In regards to the cheese; depending on the recipe you are using and everyone’s preference. The classic recipe calls for medium cheddar. Although, the traditional recipe has changed over the years. Some use mozzarella cheese, but I prefer to use Monterey jack cheese, because it has a little bit more flavor.

Asian Layered Salad

Ingredients:

  • 4 cup Romaine lettuce, chopped
  • 1 pkg. Green peas, frozen (no need to thaw)
  • 5 medium Green Onions, chopped
  • a can waterchestnuts,  a can: whole or sliced, then sliced into sticks
  • 2 cans mandarian oranges
  • 1 cup celery, chopped
  • 1 1/2 cups Monterey Jack Cheese 
  • Mayonnaise dressing (recipe below)
  • 8 oz Bacon, crumbled
  • 4 large eggs (garnish)

Sesame Ginger Dressing:

  • 1 cup mayonnaise
  • 1 cup greek yogurt
  • 2 tablespoons Tamari ( or sub coconut aminos)
  • 3 tablespoons Rice wine vinegar (optional)
  • 1 tablespoon Dark Sesame Oil
  • 1 tablespoon Fresh Lemon Juice
  • 2 garlic cloves, peeled and minced
  • 1 tablespoon ginger, peeled and minced
  • 2 tablespoons roasted sesame seeds
  • 3 tablespoons Allulose or maple syrup
  1. **Combine all ingredients in a mason jar and shake well to combine, set aside, until ready to use.
  2. Use as a marinade, or enjoy over salads.

Instructions:

  1. If using boiled eggs, make your hard-boiled eggs, first. 
  2. Use a skillet (air fry for 11 minutes), cook bacon, making sure to cook until crispy, to hold up in the salad, and still remain crispy while it sits in the fridge. Drain
  3. Cut and dice remaining vegetables.
  4. Set aside some green onions and cheese to garnish the top.
  5.  Use a 9 X 13 baking pan. As the title suggests, start assembling the salad by layering the salad in a container of your choice, exactly as it’s listed in the recipe. 
  6. Garnish top of the salad with shredded cheese, bacon crumbles, and green onions.
  7. After assembling all ingredients in your chosen serving container, cover and refrigerate for at least 2 hours to chill, before serving.  Enjoy!

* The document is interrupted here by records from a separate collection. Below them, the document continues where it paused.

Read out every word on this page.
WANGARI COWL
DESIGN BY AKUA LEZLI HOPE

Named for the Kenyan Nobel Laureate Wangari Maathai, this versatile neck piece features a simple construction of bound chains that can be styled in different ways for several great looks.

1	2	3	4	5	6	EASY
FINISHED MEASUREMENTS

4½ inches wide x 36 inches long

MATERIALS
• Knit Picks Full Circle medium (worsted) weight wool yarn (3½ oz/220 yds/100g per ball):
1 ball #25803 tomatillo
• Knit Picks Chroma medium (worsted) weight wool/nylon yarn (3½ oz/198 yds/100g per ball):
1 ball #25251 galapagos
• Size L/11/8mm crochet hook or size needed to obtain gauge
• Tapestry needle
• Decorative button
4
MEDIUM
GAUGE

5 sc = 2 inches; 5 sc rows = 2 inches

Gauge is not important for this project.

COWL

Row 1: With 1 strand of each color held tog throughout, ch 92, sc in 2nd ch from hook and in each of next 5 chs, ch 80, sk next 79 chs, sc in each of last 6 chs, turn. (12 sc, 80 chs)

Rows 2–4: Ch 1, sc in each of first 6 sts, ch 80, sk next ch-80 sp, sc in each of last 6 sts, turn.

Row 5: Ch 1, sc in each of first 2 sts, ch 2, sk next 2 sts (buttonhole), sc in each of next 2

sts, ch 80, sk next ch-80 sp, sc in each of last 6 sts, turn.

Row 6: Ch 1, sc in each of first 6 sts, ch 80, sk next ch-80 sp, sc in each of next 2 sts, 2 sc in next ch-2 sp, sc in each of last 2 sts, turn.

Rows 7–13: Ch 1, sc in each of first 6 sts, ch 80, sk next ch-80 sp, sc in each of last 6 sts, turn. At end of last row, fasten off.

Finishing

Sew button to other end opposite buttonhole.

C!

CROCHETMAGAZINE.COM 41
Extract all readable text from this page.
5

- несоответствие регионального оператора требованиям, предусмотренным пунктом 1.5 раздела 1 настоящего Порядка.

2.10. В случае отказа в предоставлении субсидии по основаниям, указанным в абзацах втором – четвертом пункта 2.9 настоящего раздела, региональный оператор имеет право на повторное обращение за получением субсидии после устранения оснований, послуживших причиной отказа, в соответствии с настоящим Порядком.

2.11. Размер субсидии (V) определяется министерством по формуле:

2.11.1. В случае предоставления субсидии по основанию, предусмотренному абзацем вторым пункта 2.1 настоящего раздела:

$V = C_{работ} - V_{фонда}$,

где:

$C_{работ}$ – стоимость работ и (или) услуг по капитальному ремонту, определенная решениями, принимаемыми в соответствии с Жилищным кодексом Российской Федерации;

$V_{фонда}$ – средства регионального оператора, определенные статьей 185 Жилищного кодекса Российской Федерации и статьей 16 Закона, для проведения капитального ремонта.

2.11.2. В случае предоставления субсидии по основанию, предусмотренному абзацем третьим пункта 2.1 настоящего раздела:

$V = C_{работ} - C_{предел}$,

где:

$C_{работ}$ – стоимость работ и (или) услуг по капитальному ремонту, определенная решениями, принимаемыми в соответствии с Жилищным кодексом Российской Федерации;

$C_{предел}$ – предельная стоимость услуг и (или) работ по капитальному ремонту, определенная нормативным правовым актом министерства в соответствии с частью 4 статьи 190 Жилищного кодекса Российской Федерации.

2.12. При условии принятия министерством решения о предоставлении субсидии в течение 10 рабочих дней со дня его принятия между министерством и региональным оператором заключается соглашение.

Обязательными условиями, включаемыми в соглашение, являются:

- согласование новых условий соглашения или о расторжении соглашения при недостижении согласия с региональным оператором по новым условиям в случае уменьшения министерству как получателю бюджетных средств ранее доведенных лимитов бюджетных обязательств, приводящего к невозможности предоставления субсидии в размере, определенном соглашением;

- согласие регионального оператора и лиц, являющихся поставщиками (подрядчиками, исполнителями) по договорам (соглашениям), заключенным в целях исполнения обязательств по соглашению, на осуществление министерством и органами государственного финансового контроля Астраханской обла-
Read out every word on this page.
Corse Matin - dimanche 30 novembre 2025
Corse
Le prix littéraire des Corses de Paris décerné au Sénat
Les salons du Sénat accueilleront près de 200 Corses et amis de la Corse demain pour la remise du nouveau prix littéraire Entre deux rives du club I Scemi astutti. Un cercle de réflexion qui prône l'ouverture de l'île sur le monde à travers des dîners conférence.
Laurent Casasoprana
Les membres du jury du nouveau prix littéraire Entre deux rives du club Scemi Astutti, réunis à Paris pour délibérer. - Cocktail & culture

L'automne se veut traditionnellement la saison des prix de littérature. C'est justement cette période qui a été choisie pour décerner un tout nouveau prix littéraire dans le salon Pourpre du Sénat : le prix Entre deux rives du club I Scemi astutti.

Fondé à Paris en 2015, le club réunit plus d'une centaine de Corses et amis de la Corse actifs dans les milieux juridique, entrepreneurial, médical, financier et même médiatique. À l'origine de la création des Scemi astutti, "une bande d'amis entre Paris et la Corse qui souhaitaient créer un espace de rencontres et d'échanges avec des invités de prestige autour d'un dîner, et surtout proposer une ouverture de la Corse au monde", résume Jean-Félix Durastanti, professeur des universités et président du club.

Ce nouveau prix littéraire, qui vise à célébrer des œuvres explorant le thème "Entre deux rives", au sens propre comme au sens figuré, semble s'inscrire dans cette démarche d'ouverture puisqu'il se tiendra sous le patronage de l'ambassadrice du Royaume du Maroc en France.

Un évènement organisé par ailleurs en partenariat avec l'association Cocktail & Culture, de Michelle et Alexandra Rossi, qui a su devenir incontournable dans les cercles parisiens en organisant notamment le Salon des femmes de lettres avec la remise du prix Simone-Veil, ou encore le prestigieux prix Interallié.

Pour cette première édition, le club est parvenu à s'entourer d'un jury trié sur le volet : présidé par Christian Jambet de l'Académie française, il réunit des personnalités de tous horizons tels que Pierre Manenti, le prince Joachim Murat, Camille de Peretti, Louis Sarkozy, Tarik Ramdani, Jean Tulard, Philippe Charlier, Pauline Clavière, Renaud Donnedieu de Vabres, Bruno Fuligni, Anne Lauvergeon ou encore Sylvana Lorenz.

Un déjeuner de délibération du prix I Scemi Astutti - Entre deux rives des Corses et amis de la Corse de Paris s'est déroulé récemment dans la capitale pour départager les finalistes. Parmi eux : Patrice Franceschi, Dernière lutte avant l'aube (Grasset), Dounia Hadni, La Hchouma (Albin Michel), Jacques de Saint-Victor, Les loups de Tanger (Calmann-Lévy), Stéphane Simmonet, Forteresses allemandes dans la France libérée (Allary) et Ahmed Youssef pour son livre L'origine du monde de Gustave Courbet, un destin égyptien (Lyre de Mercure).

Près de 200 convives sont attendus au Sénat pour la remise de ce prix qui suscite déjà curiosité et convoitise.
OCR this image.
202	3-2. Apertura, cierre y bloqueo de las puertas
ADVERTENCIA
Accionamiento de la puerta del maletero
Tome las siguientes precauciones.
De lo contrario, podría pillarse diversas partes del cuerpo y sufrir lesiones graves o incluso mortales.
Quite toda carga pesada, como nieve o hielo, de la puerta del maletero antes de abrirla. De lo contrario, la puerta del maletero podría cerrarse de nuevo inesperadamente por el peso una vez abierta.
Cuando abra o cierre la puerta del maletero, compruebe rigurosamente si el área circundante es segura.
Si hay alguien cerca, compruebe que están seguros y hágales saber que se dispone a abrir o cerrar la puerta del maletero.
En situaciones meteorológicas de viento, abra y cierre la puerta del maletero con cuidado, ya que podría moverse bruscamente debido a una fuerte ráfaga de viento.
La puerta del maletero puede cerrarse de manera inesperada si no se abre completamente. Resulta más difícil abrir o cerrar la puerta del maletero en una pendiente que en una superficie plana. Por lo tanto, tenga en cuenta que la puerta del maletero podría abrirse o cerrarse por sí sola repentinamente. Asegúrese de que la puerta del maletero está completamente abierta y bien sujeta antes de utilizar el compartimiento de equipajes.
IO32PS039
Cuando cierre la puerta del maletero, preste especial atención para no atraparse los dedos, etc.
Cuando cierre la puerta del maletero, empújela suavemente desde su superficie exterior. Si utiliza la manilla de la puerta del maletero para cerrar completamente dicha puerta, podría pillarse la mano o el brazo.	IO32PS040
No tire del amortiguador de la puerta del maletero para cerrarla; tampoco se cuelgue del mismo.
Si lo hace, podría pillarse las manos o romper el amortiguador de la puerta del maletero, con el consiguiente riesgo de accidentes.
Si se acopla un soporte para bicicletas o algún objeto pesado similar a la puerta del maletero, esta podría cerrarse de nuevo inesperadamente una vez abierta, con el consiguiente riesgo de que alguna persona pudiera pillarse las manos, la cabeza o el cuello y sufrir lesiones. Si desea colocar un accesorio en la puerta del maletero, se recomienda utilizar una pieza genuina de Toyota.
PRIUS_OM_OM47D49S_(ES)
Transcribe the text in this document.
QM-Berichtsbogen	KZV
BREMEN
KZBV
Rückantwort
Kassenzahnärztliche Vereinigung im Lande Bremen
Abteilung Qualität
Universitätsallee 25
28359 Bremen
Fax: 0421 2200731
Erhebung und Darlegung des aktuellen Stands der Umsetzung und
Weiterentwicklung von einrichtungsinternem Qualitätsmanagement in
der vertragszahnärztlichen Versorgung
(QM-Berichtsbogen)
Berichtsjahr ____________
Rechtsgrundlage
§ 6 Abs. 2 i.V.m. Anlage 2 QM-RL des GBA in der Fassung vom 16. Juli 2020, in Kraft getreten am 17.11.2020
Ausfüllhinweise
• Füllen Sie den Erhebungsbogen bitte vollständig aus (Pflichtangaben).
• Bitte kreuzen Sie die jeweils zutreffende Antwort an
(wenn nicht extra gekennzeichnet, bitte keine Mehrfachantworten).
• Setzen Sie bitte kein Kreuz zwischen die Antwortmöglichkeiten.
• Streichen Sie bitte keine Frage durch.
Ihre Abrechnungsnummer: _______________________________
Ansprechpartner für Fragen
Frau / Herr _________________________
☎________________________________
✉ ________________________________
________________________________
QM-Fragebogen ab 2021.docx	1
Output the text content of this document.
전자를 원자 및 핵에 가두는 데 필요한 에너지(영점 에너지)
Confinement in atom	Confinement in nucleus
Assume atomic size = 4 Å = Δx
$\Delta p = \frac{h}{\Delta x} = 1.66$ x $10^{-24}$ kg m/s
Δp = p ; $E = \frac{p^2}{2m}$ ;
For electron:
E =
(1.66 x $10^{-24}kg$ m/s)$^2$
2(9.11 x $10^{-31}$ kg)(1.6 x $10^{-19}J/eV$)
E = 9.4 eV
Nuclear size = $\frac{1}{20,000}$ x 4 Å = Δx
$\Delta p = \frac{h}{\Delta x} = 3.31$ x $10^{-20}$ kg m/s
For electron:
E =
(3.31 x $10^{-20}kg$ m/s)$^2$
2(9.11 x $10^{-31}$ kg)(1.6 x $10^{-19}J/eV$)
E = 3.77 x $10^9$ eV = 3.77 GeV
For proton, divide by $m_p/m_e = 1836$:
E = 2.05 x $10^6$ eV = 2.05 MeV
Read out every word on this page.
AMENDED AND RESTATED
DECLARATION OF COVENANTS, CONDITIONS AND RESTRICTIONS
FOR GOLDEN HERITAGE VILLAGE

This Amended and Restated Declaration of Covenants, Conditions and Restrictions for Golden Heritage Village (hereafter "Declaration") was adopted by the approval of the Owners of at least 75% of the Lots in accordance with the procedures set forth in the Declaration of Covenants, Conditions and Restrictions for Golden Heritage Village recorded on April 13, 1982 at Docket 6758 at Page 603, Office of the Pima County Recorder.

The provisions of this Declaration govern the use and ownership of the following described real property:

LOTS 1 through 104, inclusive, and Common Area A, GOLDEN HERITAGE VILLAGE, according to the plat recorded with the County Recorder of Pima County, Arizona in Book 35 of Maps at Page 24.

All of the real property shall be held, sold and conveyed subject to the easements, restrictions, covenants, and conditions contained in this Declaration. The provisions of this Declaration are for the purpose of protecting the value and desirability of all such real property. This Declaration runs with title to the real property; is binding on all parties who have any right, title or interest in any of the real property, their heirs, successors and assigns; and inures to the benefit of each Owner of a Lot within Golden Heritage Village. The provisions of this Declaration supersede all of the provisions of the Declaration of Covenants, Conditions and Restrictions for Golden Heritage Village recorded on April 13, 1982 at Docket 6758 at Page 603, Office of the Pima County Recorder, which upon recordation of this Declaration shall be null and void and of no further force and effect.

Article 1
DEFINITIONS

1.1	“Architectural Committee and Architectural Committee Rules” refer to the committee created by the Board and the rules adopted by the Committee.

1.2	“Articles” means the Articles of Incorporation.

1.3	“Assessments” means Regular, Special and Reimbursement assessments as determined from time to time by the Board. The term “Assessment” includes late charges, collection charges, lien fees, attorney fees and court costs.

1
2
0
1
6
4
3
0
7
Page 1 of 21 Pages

Seven Layer Salad dressing:

  • 1 cup mayonnaise,
  • 3/4 sour cream,
  • 2 tablespoons sugar
  • 1 teaspoon seasoned salt

Notes:

***To make the Orginal Seven Layer salad: Substitute water chestnuts for diced tomatoes. In a small bowl, combine 1 cup mayonnaise, 3/4 sour cream, 2 tablespoons sugar; and 1 teaspoon seasoned salt for the dressing.

Sometimes, I will add a little Uncle Dan’s Ranch Southern Creamy seasoning mix in the dressing, to add a different flavor.

To boil eggs: Place eggs in a small pot, fill with water; just until it covers the top. Bring to a boil on medium-high; when it starts to boil, lower the heat down to medium-low. Cook for 15 minutes.

BBQ Terriyaki Chicken Wings

Place chicken wings in the marinade chicken for 30 minutes: Preheat oven on 375° degrees. Place chicken wings on a baking sheet on top of the cooling rack in a single layer. Bake for 10 minutes, brush wings with marinade. Brush again with the marinade and bake the remaining 15 minutes. Bake a total of 25 minutes.

For extra protein: Swap out the sour cream for Greek yogurt.